The Territorial Commissions for Recognition of International Protection are tasked with assessing international protection needs. 

Applicants for international protection have the right to be heard by a Commission. Applicants with special needs, including children, the elderly, the disabled, pregnant women and victims of violence, are guaranteed a priority review and the possibility of assistance during the interview.

During the hearing, applicants have the right to express themselves in their own language and, if need be, to be assisted by a lawyer — at their own expense. In the case of minors, the interview takes place in the presence of a parent or other legal guardian.

If the application for international protection is clearly well-founded, or where the applicant is unable to attend an interview for duly certified health reasons, the Commission may adopt a positive decision even without the hearing taking place. Once fixed, a hearing may only be postponed for serious reasons.

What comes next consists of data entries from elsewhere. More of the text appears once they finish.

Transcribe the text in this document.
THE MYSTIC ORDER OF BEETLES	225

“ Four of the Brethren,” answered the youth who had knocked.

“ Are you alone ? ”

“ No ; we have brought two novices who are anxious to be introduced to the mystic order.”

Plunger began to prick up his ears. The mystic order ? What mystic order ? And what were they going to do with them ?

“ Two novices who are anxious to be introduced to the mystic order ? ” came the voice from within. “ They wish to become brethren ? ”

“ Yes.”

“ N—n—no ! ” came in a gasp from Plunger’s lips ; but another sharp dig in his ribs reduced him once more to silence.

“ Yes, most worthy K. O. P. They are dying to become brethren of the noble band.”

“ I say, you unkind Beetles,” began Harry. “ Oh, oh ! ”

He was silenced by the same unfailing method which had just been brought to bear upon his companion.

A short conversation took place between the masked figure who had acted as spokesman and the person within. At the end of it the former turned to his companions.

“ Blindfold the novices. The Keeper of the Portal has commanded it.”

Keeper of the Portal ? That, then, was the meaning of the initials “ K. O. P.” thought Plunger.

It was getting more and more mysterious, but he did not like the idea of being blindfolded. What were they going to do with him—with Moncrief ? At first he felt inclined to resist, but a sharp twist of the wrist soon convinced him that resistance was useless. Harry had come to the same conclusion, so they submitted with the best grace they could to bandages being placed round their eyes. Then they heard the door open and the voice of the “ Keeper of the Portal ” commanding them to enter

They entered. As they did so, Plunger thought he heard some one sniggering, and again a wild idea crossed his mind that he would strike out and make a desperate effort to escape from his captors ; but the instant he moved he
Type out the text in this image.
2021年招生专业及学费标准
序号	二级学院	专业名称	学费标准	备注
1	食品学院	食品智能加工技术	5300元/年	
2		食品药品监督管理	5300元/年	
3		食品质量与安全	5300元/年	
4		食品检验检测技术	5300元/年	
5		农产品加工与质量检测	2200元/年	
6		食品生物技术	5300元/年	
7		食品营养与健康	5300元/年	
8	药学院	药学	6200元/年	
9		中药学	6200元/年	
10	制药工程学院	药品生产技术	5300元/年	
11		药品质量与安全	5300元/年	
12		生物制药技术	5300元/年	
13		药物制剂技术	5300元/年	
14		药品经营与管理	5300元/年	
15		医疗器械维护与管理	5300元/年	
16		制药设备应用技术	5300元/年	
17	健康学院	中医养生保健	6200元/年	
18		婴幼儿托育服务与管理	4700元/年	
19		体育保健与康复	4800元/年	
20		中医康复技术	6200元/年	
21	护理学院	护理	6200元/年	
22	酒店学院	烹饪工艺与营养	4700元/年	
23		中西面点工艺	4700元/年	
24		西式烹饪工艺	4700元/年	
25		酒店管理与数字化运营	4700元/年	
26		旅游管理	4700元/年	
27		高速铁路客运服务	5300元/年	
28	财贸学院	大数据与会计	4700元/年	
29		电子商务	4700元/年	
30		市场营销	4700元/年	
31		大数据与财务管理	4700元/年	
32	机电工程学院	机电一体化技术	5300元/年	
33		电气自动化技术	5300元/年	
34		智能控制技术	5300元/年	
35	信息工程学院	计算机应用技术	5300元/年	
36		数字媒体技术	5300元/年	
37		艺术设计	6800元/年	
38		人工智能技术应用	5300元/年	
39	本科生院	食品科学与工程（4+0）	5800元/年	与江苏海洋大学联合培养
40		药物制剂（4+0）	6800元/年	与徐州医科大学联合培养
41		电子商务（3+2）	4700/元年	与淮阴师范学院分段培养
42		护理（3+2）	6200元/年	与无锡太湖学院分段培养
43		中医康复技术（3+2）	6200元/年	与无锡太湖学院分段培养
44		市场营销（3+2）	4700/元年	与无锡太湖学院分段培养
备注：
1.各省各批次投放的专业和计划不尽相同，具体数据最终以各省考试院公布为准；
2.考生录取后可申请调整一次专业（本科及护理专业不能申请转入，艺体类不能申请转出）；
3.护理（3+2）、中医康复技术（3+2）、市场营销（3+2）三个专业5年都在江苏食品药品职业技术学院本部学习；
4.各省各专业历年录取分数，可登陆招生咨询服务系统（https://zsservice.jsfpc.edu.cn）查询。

If the person summoned does not appear without a justifiable reason, the Commission will take a decision based on an examination of the available documentation.

The Commission may grant refugee status, or subordinately, subsidiary protection. 

Prior to Decree-Law No. 113/2018, in the absence of the necessary conditions to grant international protection and in the presence of serious humanitarian reasons, the Territorial Commission could grant humanitarian protection.

The new decree-law repealed the rule that allowed the issuing of a residence permit for humanitarian reasons. Following its entry into force, within the asylum procedure, in place of a residence permit for humanitarian reasons, a residence permit for "special protection" may be issued, but only in cases of no-refoulement, i.e. when the Territorial Committee considers that, in the event of deportation, there is a risk of persecution or torture as referred to in Art. 19 of Legislative Decree 286/98. This residence permit is valid for one year, is renewable, allows the person to work, but is not convertible into a work permit.

 

For further information on Leg. Dec. No. 113/2018, please visit the relevant section

 

It is possible to appeal against the Territorial Commission's decision at an Ordinary Court within thirty days from the date of being notified of the decision, reduced to fifteen in the case of people being held at Identification and Deportation Centres (CIE).

It is also possible to appeal against the ruling of the Ordinary Court by protesting to the Court of Appeal, and against the latter's decision to the Court of Cassation.

 

The filing of the appeal automatically suspends the effectiveness of the decision and the negative ruling with the exception of applications submitted by applicants held at CIEs, applications declared inadmissible or rejected as manifestly unfounded or, lastly, in the case of applications eligible for accelerated procedures pursuant to Art. 28-bis, paragraph 2(c) of Leg. Dec. 25/2008. In these latter cases, the applicant must submit a specific request for a stay of execution. Applicants without a means of subsistence are entitled to legal aid.